Ethereum (ETH) Blockchain includes interchangeable ERC-20 tokens and non-interchangeable ERC-721 tokens (NFTs). The experimental and unofficial new token standard ERC-404 stands out by aiming to combine the elements of ERC-20 and ERC-721 into a single “semi-interchangeable” digital asset.
What is ERC-404?
ERC-404 is a new token standard developed for digital assets on the Ethereum Blockchain by developers nicknamed “Ctrl” and “Acme”. Token standards are the official rules and protocols that determine the behavior of tokens on Blockchain networks like Ethereum.
The ERC-404 token standard allows for the creation of “semi-interchangeable” tokens that utilize the features of both interchangeable and non-interchangeable tokens by merging the properties of ERC-20 and ERC-721.
How Does ERC-404 Work?
NFTs are non-interchangeable, meaning they are unique and indivisible.

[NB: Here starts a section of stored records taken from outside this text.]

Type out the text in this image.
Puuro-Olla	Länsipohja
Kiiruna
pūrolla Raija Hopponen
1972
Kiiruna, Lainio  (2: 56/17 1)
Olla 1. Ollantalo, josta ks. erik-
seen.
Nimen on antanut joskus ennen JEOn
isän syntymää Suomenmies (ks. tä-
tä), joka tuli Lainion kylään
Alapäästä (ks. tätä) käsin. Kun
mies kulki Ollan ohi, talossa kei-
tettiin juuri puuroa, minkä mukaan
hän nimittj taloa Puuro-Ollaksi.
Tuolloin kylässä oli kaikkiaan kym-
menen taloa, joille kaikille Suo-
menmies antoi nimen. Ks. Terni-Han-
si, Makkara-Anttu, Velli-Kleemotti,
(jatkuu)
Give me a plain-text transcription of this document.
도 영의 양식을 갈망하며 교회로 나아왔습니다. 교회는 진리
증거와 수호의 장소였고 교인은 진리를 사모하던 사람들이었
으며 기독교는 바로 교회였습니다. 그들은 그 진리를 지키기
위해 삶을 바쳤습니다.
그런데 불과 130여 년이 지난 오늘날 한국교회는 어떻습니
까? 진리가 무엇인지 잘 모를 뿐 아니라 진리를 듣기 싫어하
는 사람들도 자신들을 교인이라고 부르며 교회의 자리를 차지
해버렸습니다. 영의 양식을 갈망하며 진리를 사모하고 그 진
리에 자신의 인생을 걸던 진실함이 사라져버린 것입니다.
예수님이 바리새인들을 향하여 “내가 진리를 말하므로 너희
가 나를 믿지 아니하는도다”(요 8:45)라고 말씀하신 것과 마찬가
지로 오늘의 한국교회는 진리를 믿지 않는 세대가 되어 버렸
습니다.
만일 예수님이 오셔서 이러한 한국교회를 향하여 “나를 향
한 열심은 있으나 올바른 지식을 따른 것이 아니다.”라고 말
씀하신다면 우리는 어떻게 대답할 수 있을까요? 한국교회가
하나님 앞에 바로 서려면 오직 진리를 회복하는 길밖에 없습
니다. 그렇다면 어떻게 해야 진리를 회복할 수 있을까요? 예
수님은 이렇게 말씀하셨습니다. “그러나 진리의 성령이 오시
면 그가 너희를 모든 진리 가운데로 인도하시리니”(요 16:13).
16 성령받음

It is not possible to own a part of an NFT. ERC-404 overcomes this limitation by using the token mint and burn mechanism to allow ownership and transfer of specific parts of an NFT.
Tokens minted are directly linked to an NFT. When a full token is purchased, the associated NFT is minted in the buyer’s wallet address. If a portion of a token is bought, the associated NFT is burned. A wallet address holding a part of a token can automatically mint a new NFT if it acquires enough shares to hold a full token.
The ERC-404 token standard introduces new principles and mechanics built upon them, enabling the native fractionalization of NFTs. This allows for experimentation and trading of new types of NFTs.
The developers of the token standard argue that the main goal of ERC-404 is to create an NFT that encourages certain aspects of trade/participation to cultivate native fractionalization, liquidity, and unique feature sets.
The team behind the ERC-404-using project Pandora claims that NFTs built using the standard effectively have a token price that reflects a real-time base price due to “true native liquidity”. ERC-404 token holders can sell their NFTs at any time if there is a liquidity pool, instead of needing a single counterparty to purchase the NFTs. Moreover, the fractionalization of NFTs can be done natively without the need to lock or wrap NFTs and issue shares against them, avoiding reliance on third-party protocols and solutions.
Leading ERC-404 Projects
- Pandora: Pandora is one of the first projects to use the ERC-404 token standard. It consists of 10,000 PANDORA ERC-20 tokens and 10,000 associated “Replicant” NFTs. When you buy a PANDORA token from an exchange, a Replicant NFT is minted to your wallet.
- DeFrogs: DeFrogs is a collection of 10,000 Pepe the Frog-themed NFTs that use a variant of the ERC-404 token standard, touted as the first deflationary ERC-404 PFP collection by its creators.
- Monkees: Another PFP collection using the ERC-404 token standard, Monkees consists of 100 NFTs with ten attributes and six traits.
The Future of ERC-404
Unlike the popular ERC-20 and ERC-721 token standards, ERC-404 is in the experimental phase and has not gained official status. This means it has not been submitted for review as an Ethereum Improvement Proposal (EIP) or undergone a full external audit. Therefore, there may be undiscovered issues or security vulnerabilities with the standard, which could pose significant risks to token holders.
While the team acknowledges that ERC-404 is an “off-standard” implementation of ERC-721, they argue that even though the two standards were not designed to be merged, they tried to balance the factors that could not be provided while doing so as robustly as possible. Since ERC-404 is an unofficial token standard, many NFT platforms and marketplaces do not currently support this token standard by default.
The team behind the token standard plans to submit it as an official EIP, which could potentially be a lengthy process. However, their attitude of bypassing the standard approval process for token standards could encourage other projects to do the same. As a result, more unregulated projects using the ERC-404 standard could be launched into the market.